Each should be set up like the initial breeding tank; bare bottom, sponge filtered and heated. There should only be two differences in terms of set up and water quality between the adult and fry tanks.
The adult tank should be filtered with a canister filter while the fry tanks require sponge filters. Also, nitrates should be below 40ppm in the adult tank and below 10ppm in the fry tank. Neither tank should have any trace amounts of ammonia or nitrite.
Male flowerhorns tend to be more vibrant in color and have large nuchal humps, which most, but not all, females lack. They also have square shaped breeding tubes that are flat at the end and a V-shaped vent.
Female flowerhorns often have a black stripe on their dorsal fin and will either have a very small nuchal hump or lack one altogether. They also have a triangular shaped breeding tube and a U-shaped vent.
Conditioning Your Fish
Most flowerhorns are already fed a protein rich diet, so if the male and female are already kept separately, it is possible to introduce them into the spawning tank without conditioning.
If they are housed together, they should be separated for 1-2 weeks and fed extra food for that time period. The temperature can also be raised by 1-3 degrees Fahrenheit if it does not exceed 85 degrees.
Flowerhorns like to lay eggs on flat, rough surfaces, so flooring tile and terra cotta saucers are commonly used. Multiple options should be placed in the breeding tank, as Flowerhorns base their decision on both flow and surface. They will be seen cleaning the surface they wish to spawn on by pecking at it.
Some prefer to place a clear divider between the male and female in the breeding tank for several hours to several days. The divider should have water flow between them, as this will help hormones pass from one side to the other, which can induce spawning.
The Flowerhorns can also simply be added into the breeding tank and monitored for aggression and spawning. It is important to keep a close eye on them due to their aggressive nature and because of their intricate breeding rituals which are amazing to watch.
Flowerhorns perform dances for their mates and have detailed customs before spawning that seem to happen across several different types, despite the mixed genetics.
Caring for the Eggs
The Flowerhorns should care for the eggs and even move the young around from place to place. The females should be removed after spawning, but the male should be left in to care for the eggs.
After 3-5 days, the fry should be free swimming and the male should be removed. This can vary if you choose to breed a female Flowerhorn with another cichlid species, as the males have varying degrees of paternal care.
Once the fry reach the free-swimming stage, they no longer have their egg sacks to absorb nutrients from.
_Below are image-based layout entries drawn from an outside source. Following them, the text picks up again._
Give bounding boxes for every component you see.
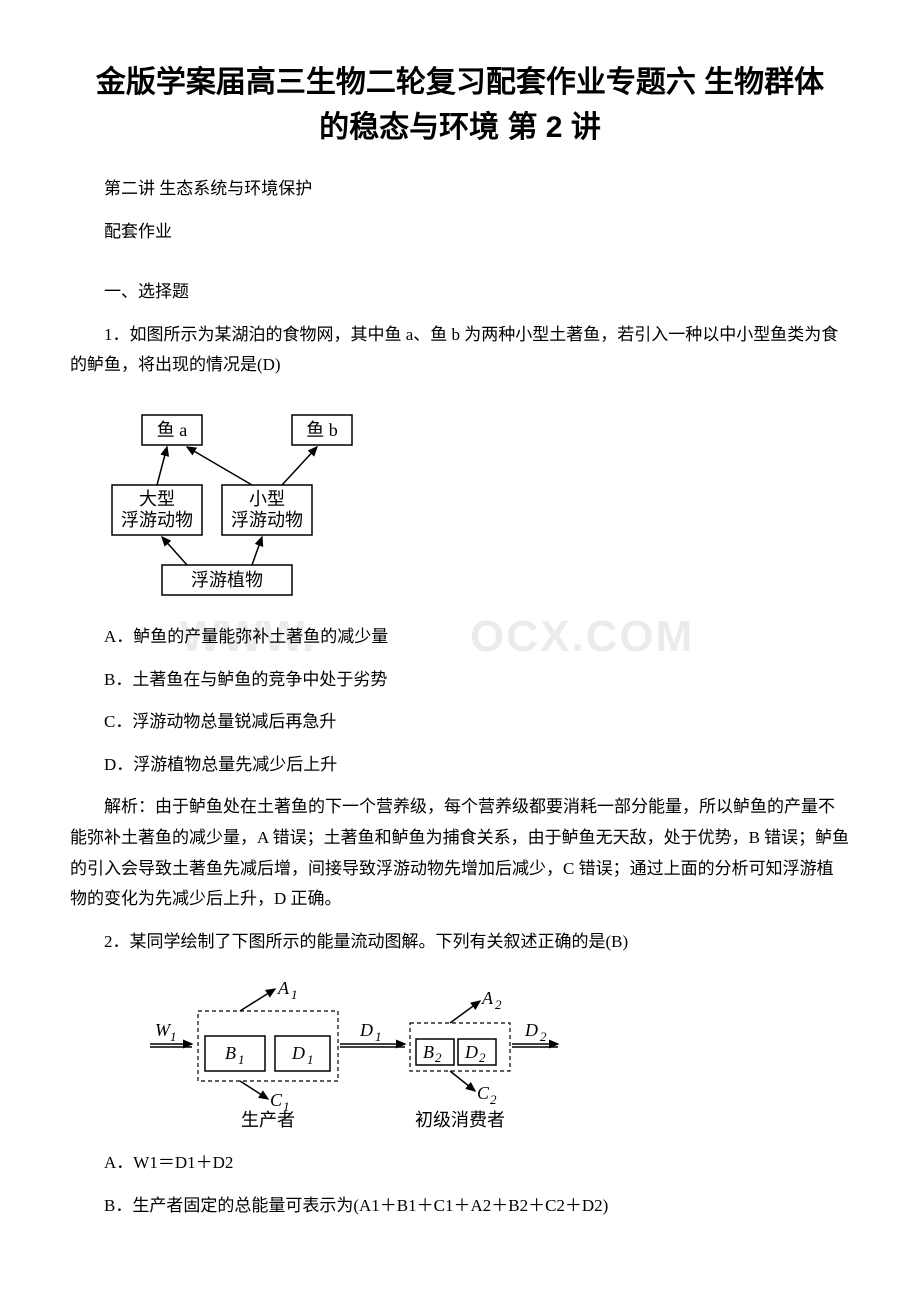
q1-option-b: B．土著鱼在与鲈鱼的竞争中处于劣势 <box>70 665 850 696</box>
q2-option-b: B．生产者固定的总能量可表示为(A1＋B1＋C1＋A2＋B2＋C2＋D2) <box>70 1191 850 1222</box>
label-c2: C <box>477 1083 490 1103</box>
energy-flow-svg: W 1 B 1 D 1 A 1 C 1 D 1 B 2 D 2 <box>150 981 570 1131</box>
label-a2: A <box>481 988 494 1008</box>
section-heading: 一、选择题 <box>70 277 850 308</box>
q1-option-d: D．浮游植物总量先减少后上升 <box>70 750 850 781</box>
title-line-2: 的稳态与环境 第 2 讲 <box>319 111 601 144</box>
label-d1-box: D <box>291 1043 305 1063</box>
svg-text:2: 2 <box>479 1050 486 1065</box>
svg-text:1: 1 <box>238 1052 245 1067</box>
food-web-svg: 鱼 a 鱼 b 大型 浮游动物 小型 浮游动物 浮游植物 <box>102 405 392 605</box>
node-large-zoo-l1: 大型 <box>139 489 175 509</box>
svg-text:2: 2 <box>495 997 502 1012</box>
node-fish-a: 鱼 a <box>157 420 188 440</box>
svg-text:2: 2 <box>490 1092 497 1107</box>
node-fish-b: 鱼 b <box>306 420 338 440</box>
node-phyto: 浮游植物 <box>191 570 263 590</box>
label-d1-arrow: D <box>359 1020 373 1040</box>
label-c1: C <box>270 1090 283 1110</box>
subtitle: 第二讲 生态系统与环境保护 <box>70 174 850 205</box>
q1-explanation: 解析：由于鲈鱼处在土著鱼的下一个营养级，每个营养级都要消耗一部分能量，所以鲈鱼的… <box>70 792 850 914</box>
assignment-label: 配套作业 <box>70 217 850 248</box>
label-primary-consumer: 初级消费者 <box>415 1110 505 1130</box>
page-title: 金版学案届高三生物二轮复习配套作业专题六 生物群体 的稳态与环境 第 2 讲 <box>70 60 850 150</box>
q1-stem: 1．如图所示为某湖泊的食物网，其中鱼 a、鱼 b 为两种小型土著鱼，若引入一种以… <box>70 320 850 381</box>
title-line-1: 金版学案届高三生物二轮复习配套作业专题六 生物群体 <box>96 66 824 99</box>
svg-text:1: 1 <box>170 1029 177 1044</box>
label-d2-arrow: D <box>524 1020 538 1040</box>
q1-option-c: C．浮游动物总量锐减后再急升 <box>70 707 850 738</box>
q2-stem: 2．某同学绘制了下图所示的能量流动图解。下列有关叙述正确的是(B) <box>70 927 850 958</box>
node-small-zoo-l2: 浮游动物 <box>231 510 303 530</box>
label-d2-box: D <box>464 1042 478 1062</box>
q1-food-web-figure: 鱼 a 鱼 b 大型 浮游动物 小型 浮游动物 浮游植物 <box>102 405 392 610</box>
svg-text:2: 2 <box>540 1029 547 1044</box>
node-large-zoo-l2: 浮游动物 <box>121 510 193 530</box>
node-small-zoo-l1: 小型 <box>249 489 285 509</box>
q1-option-a: A．鲈鱼的产量能弥补土著鱼的减少量 <box>70 622 850 653</box>
label-a1: A <box>277 981 290 998</box>
label-b1: B <box>225 1043 236 1063</box>
label-b2: B <box>423 1042 434 1062</box>
q2-option-a: A．W1＝D1＋D2 <box>70 1148 850 1179</box>
q2-energy-flow-figure: W 1 B 1 D 1 A 1 C 1 D 1 B 2 D 2 <box>150 981 570 1136</box>
svg-text:1: 1 <box>375 1029 382 1044</box>
label-producer: 生产者 <box>241 1110 295 1130</box>
svg-text:2: 2 <box>435 1050 442 1065</box>
svg-text:1: 1 <box>307 1052 314 1067</box>
svg-text:1: 1 <box>291 987 298 1002</box>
For the first month or so of their lives, they will be dependent on live food, so get ready before hand, as the amount of cultures needed for 2000 fry is mind-boggling.
For the first one to two weeks, the Flowerhorn fry will be content with baby brine shrimp, but they must be fed 4-10 times daily. As you may imagine, this will quickly pollute the tank, so water changes are a must.
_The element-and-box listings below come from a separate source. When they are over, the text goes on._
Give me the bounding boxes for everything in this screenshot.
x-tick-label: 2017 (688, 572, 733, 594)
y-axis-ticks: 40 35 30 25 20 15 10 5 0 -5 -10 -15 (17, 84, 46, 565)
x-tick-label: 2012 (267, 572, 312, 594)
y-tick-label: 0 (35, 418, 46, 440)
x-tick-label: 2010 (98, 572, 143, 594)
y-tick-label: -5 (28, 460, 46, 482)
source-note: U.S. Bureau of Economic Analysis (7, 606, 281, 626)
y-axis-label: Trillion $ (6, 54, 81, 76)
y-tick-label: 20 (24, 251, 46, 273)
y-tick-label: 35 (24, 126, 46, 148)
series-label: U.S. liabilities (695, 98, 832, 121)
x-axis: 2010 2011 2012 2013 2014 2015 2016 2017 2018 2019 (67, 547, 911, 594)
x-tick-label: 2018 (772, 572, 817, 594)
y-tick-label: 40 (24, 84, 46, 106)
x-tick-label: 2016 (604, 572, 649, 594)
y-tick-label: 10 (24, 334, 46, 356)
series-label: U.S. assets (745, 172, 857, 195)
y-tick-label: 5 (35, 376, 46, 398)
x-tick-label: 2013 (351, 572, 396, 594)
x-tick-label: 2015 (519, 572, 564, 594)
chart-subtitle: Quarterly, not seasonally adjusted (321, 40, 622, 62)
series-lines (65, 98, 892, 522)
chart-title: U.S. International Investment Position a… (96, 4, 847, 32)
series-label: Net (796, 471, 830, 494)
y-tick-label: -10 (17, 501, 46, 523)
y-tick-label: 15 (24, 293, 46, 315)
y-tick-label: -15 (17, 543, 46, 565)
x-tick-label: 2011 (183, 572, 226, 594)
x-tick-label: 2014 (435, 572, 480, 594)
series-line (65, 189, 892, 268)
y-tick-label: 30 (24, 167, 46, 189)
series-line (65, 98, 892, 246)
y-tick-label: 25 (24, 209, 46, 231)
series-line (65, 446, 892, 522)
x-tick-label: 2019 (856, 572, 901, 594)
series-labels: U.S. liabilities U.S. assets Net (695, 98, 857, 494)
After the first few weeks, the Flowerhorns will have outgrown the brine shrimp and should graduate to large daphnia species, scuds, or small shrimp species.
At this point the larger fry should be separated out to larger grow-out tanks. When raising so many fry, some will get more food than others and grow at a faster rate and there is nothing that can be done about this, meaning more tanks are necessary.
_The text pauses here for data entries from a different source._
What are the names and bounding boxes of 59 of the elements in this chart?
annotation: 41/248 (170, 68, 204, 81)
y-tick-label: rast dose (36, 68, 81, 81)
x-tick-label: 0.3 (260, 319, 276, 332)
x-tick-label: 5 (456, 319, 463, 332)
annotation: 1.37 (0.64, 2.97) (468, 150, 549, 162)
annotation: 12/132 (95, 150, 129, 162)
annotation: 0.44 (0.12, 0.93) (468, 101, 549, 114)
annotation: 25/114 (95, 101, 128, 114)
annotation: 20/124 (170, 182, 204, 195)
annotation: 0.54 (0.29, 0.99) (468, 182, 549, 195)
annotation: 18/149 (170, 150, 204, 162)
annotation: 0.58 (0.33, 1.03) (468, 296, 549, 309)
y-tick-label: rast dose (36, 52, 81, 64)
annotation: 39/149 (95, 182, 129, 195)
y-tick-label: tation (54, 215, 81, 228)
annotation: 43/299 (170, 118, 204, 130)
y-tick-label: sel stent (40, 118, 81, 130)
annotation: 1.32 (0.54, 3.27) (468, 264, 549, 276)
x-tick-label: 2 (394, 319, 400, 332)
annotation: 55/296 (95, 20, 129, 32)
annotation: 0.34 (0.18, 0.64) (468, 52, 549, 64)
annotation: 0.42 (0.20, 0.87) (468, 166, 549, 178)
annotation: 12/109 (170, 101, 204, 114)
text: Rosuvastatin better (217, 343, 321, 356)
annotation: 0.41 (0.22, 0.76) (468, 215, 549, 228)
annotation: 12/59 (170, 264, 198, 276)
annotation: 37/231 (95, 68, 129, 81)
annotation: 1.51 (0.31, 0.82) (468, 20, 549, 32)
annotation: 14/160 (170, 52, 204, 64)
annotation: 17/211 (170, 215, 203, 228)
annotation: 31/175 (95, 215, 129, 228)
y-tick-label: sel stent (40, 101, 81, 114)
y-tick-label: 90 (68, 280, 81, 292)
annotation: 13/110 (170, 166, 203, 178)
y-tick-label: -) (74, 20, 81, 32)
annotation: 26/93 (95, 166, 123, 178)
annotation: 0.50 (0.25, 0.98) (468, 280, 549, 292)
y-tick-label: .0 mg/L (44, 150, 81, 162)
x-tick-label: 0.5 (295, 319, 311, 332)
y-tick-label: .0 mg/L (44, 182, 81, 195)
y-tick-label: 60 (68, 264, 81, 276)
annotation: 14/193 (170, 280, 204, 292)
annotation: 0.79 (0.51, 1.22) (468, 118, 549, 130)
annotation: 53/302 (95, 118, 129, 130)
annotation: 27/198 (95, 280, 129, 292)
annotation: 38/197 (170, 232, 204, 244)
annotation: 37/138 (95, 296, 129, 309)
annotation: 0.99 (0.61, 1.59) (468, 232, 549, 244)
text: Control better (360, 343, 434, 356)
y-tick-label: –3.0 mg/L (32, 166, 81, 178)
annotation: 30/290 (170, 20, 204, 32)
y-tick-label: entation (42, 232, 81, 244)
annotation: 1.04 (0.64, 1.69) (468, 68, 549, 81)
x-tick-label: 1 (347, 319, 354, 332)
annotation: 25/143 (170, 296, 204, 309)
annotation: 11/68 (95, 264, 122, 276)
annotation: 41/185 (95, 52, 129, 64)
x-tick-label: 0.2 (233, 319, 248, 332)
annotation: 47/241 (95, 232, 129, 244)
Between the ages of 1-3 months, pellet and flake food can be introduced, as well as worms, such as white worms and blackworms. Frozen foods, such as Mysis shrimp, and dried food like anchovies, crickets, and meal worms can also be introduced.
After around 3-4 months, most of the fry should be around 2-3” and are sellable. Unfortunately, due to Flowerhorns being a hybrid fish, most of the fry end up being culls.
What you do with the culls is up to you but raising lower grade fish and high-grade fish takes the same amount of energy and time. At the very least, culls should not be allowed to breed in order to further the strain.